Plant-Based Diets: Thrive without animal products or processed foods
Years ago, when Beth Ann Reichbach became fed up with feeling unhealthy, she turned to a plant-based diet to get her health back on track. She gave up all animal products and took it a step further and avoided all processed food, artificial food, refined flour, added fat and added sugar. Reichbach, who is a registered nurse with the Medical University of South Carolina's Adult Emergency Department, credits her change in diet and adding weight training, hiking and hot yoga to helping her lose 60 pounds.
"My experience has taught me that a whole food plant-based diet protects my health and my energy. I have never been healthier or felt as good as I do now," Reichbach said. "My philosophy is to keep an open mind and be receptive to the thought that my long-held beliefs may not be correct."
Like Reichbach, more and more people are adopting plant-based diets for a number of reasons. Believers say that eschewing animal products gives them better health, a better quality of life, reduces their carbon footprint – not to mention their karmic footprint, since the lifestyle does less harm to animals and the environment, too – and then some.
But what, exactly, does it mean to follow a plant-based diet? There is so much information out there about so many different types of diets it can be overwhelming to sort it all out – and even more daunting to put it into practice.
It doesn't have to be complicated, said Reichbach. As a rule of thumb, people who follow a whole food plant-based diet simply look for foods that have as few ingredients on the label as possible. Or better yet, no label at all!
"When I teach people transitioning to WFPB, I suggest they stick to prepared foods where the label lists five ingredients or less, then three and ultimately one," Reichbach said. "Eat the olive, not the olive oil!"
Kristi Ried-Barton, a nutrition and life coach and the director of It'sYoga! Studio in Greenville, agreed. Ried-Barton approaches nutrition through the lens of Ayurveda, the ancient Indian science that helps people find balance and optimal health through nutrition and self-care practices.

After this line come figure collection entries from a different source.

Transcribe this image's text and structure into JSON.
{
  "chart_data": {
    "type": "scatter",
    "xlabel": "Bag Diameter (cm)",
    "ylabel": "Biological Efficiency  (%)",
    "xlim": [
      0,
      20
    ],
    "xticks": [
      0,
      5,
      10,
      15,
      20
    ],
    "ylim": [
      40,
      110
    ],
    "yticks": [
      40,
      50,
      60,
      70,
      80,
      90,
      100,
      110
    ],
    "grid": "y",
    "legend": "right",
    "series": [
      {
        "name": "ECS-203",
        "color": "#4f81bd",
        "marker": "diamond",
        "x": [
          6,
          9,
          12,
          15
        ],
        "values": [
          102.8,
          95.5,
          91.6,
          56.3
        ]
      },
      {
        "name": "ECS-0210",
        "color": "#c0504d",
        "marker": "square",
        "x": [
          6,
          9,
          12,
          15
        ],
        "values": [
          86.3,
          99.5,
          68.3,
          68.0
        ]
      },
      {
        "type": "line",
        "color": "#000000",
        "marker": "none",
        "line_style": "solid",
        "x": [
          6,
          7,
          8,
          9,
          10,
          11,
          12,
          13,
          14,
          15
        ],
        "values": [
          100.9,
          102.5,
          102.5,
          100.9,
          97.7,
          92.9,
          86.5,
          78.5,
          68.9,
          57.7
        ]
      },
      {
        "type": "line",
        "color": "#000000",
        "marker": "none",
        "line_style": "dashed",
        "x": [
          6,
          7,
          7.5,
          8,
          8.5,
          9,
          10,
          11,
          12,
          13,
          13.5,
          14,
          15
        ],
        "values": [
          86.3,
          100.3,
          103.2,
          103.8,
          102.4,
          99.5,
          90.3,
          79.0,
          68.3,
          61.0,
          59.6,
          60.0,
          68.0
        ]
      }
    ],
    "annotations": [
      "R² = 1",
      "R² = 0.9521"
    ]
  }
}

"You want to eat things that are organic and that are as close to their most natural state as you can," she said. "Instead of having a muffin that has carrots and raisins in it, why don't you just have carrots and another vegetable?"
Ried-Barton said she sees many people whose systems are overwhelmed by the animal products and processed foods in their systems. In other words, their digestion and elimination systems aren't working the way they should because their bodies can't digest chemicals and meat well. "People should have about three bowel movements a day," she said. "So if they're not, it's a sign that something isn't balanced."
Ayurveda is also about slowing down, enjoying your food and eating what you need to bring your body into balance based on what's going on with the seasons, stresses in your life and so many other variables. It might take more time to plan and prepare your own meals to avoid processed foods, but it's worth the effort.
"Our society is fast-paced, and we don't give enough credence to our health, which is the most important thing – without our health, we don't have anything and can't do the things that give us the most satisfaction in our lives," she said.
The Cancer Connection
A few years after Reichbach switched to a plant-based diet, she discovered a lump on her breast and was diagnosed with Stage 2C breast cancer. She believes her diet played a positive role in her recovery.
"I believe I recovered well, in part because of my lifestyle," Reichbach said. "My recovery post-treatment is a strong personal testimony to the lifesaving benefits of this way of eating."
As a nurse and a cancer survivor, Reichbach feels strongly that this way of eating would prevent many of the illnesses that people face, including some types of cancer.
There's plenty of research to back up the claim, too. The International Agency for Research on Cancer recently classified processed meat as a Group 1 carcinogen, putting it into the same category as tobacco and diesel fumes. Processed meats cause colorectal and stomach cancer. Red meat is a 2A carcinogen, which is linked to prostate, pancreatic and colorectal cancer.
"I believe we all would be healthier if we ate more plants, less processed food and less animal products," Reichbach concluded.